Am nächsten Morgen traf er viele Bekannte bei der Row; sie luden ihn zum Mittagessen ein und brachten ihre Pferde zum Geländer. Er tätschelte ihnen die Köpfe und lenkte das Gespräch auf die königliche Hochzeit und über sie auf die Hohenwalds. Er erfuhr, dass sie am Vorabend an einem Empfang in der deutschen Botschaft teilgenommen hatten, und es war einer der Sekretäre dieser Botschaft, der ihm mitteilte, dass sie an diesem Morgen mit dem Elf-Uhr-Zug nach Paris fahren wollten.
»Nach Paris!«, rief Carlton bestürzt. »Was! Alle?«
»Ja, alle, natürlich. Warum?«, fragte der junge Deutsche. Aber Carlton war schon über die Straße nach Piccadilly geflitzt und winkte mit seinem Stock nach einer Droschke.
Nolan traf ihn an der Tür vom Brown’s Hotel mit besorgter Miene.

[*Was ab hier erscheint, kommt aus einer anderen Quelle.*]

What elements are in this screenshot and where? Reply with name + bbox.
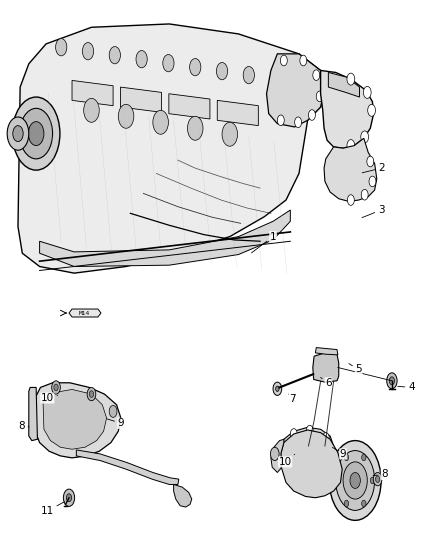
Text: M14: M14 [79, 311, 90, 316]
Text: 7: 7 [289, 394, 296, 405]
Circle shape [67, 494, 71, 502]
Circle shape [82, 43, 94, 60]
Circle shape [13, 126, 23, 142]
Text: 5: 5 [349, 364, 362, 375]
Polygon shape [271, 439, 284, 472]
Polygon shape [313, 353, 339, 382]
Polygon shape [43, 390, 106, 449]
Polygon shape [328, 72, 360, 97]
Polygon shape [29, 387, 37, 441]
Circle shape [84, 99, 99, 122]
Polygon shape [72, 80, 113, 106]
Circle shape [373, 472, 382, 486]
Circle shape [56, 38, 67, 56]
Circle shape [347, 195, 354, 205]
Circle shape [52, 381, 60, 394]
Polygon shape [69, 309, 101, 317]
Circle shape [389, 377, 395, 385]
Circle shape [370, 477, 374, 484]
Polygon shape [321, 70, 373, 148]
Circle shape [364, 86, 371, 99]
Circle shape [336, 450, 374, 511]
Circle shape [306, 425, 313, 436]
Circle shape [280, 55, 287, 66]
Text: 8: 8 [18, 421, 29, 431]
Circle shape [343, 462, 367, 499]
Circle shape [361, 131, 368, 143]
Circle shape [28, 122, 44, 146]
Circle shape [347, 73, 355, 85]
Circle shape [362, 454, 366, 461]
Circle shape [54, 384, 58, 391]
Circle shape [190, 59, 201, 76]
Circle shape [375, 476, 380, 482]
Circle shape [276, 386, 279, 391]
Polygon shape [316, 361, 338, 375]
Polygon shape [18, 24, 325, 273]
Text: 8: 8 [373, 470, 388, 480]
Circle shape [344, 500, 349, 507]
Text: 10: 10 [279, 454, 295, 467]
Circle shape [313, 70, 320, 80]
Circle shape [163, 54, 174, 72]
Circle shape [290, 429, 297, 439]
Text: 6: 6 [321, 377, 332, 388]
Polygon shape [315, 348, 338, 355]
Circle shape [347, 140, 355, 151]
Polygon shape [267, 54, 325, 127]
Circle shape [322, 433, 329, 443]
Text: 2: 2 [362, 163, 385, 173]
Text: 9: 9 [332, 447, 346, 459]
Circle shape [369, 176, 376, 187]
Polygon shape [76, 450, 179, 484]
Text: 11: 11 [41, 502, 64, 516]
Circle shape [273, 382, 282, 395]
Polygon shape [35, 383, 121, 458]
Circle shape [367, 156, 374, 167]
Circle shape [295, 117, 302, 127]
Text: 1: 1 [251, 232, 276, 253]
Polygon shape [283, 427, 334, 469]
Text: 10: 10 [41, 393, 58, 403]
Circle shape [20, 108, 53, 159]
Circle shape [362, 500, 366, 507]
Circle shape [277, 115, 284, 126]
Circle shape [109, 406, 117, 417]
Circle shape [344, 454, 349, 461]
Circle shape [153, 110, 169, 134]
Circle shape [12, 97, 60, 170]
Circle shape [329, 441, 381, 520]
Circle shape [336, 477, 340, 484]
Text: 9: 9 [107, 418, 124, 429]
Circle shape [87, 387, 96, 401]
Circle shape [316, 91, 323, 102]
Polygon shape [169, 94, 210, 119]
Polygon shape [324, 138, 377, 201]
Circle shape [136, 51, 147, 68]
Circle shape [7, 117, 29, 150]
Polygon shape [217, 100, 258, 126]
Circle shape [216, 62, 228, 80]
Polygon shape [120, 87, 162, 112]
Circle shape [118, 104, 134, 128]
Circle shape [350, 472, 360, 488]
Circle shape [368, 104, 375, 116]
Circle shape [361, 189, 368, 200]
Circle shape [109, 46, 120, 64]
Circle shape [64, 489, 74, 506]
Circle shape [387, 373, 397, 389]
Circle shape [270, 447, 279, 461]
Circle shape [270, 70, 281, 88]
Polygon shape [39, 210, 290, 266]
Circle shape [222, 122, 237, 146]
Circle shape [89, 391, 94, 398]
Circle shape [308, 110, 315, 120]
Circle shape [300, 55, 307, 66]
Text: 3: 3 [362, 205, 385, 217]
Polygon shape [281, 430, 342, 498]
Circle shape [243, 67, 254, 84]
Text: 4: 4 [398, 383, 415, 392]
Polygon shape [173, 484, 192, 507]
Circle shape [187, 116, 203, 140]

»Ihre königlichen Hoheiten sind abgereist, Sir«, sagte er. »Aber ich habe Ihre Koffer gepackt und sie zum Bahnhof geschickt. Soll ich ihnen folgen, Sir?«
»Ja«, sagte Carlton. »Folgen Sie den Koffern und folgen Sie den Hohenwalds. Ich werde mit dem Clubzug um vier Uhr nachkommen. Treffen Sie mich am Bahnhof, und sagen Sie mir, in welches Hotel sie gegangen sind. Wartet…; wenn ich Sie verpasse, können Sie mich im Hotel Continental finden; wenn sie aber direkt durch Paris fahren, gehen Sie mit ihnen und telegrafieren mir hier und ins Continental. Telegrafieren Sie an jeder Station, damit ich Ihren Weg verfolgen kann. Haben Sie genug Geld?«
»Habe ich, Sir – genug für eine lange Reise, Sir.«
»Nun, Sie werden es brauchen«, sagte Carlton grimmig. »Das wird eine lange Reise werden. Es ist jetzt zwanzig Minuten vor elf; Sie werden sich beeilen müssen. Haben Sie meine Rechnung hier bezahlt?«
»Das habe ich, Sir«, sagte Nolan.
»Dann gehen Sie los und verlieren Sie diese Leute nicht wieder aus den Augen.«
Carlton kümmerte sich um einige geschäftliche Angelegenheiten und aß dann mit Mrs. Downs und ihrer Nichte zu Mittag. Er hatte sie sehr lieb gewonnen und bedauerte es, sie aus den Augen zu verlieren, tröstete sich aber mit dem Gedanken, sie wenigstens ein paar Tage in Paris zu sehen. Er schätzte, dass er einige Zeit dort bleiben würde, denn er glaubte nicht, dass Prinzessin Aline und ihre Schwestern durch diese Stadt fahren würden, ohne in den Geschäften der Rue de la Paix Halt zu machen.
»Nicht alle Frauen sind Prinzessinnen«, argumentierte er, »aber alle Prinzessinnen sind Frauen.«
»Wir werden am Mittwoch in Paris sein«, sagte Mrs. Downs. »Der Orient-Express verlässt Paris zweimal in der Woche, montags und donnerstags, und wir haben uns für den nächsten Donnerstag ein Apartment genommen und werden direkt nach Konstantinopel weiterreisen.«
»Aber ich dachte, Sie hätten gesagt, Sie müssten dort eine Menge Kleider kaufen?« wandte Carlton ein.
Mrs. Downs sagte, dass sie das auf dem Heimweg tun würden.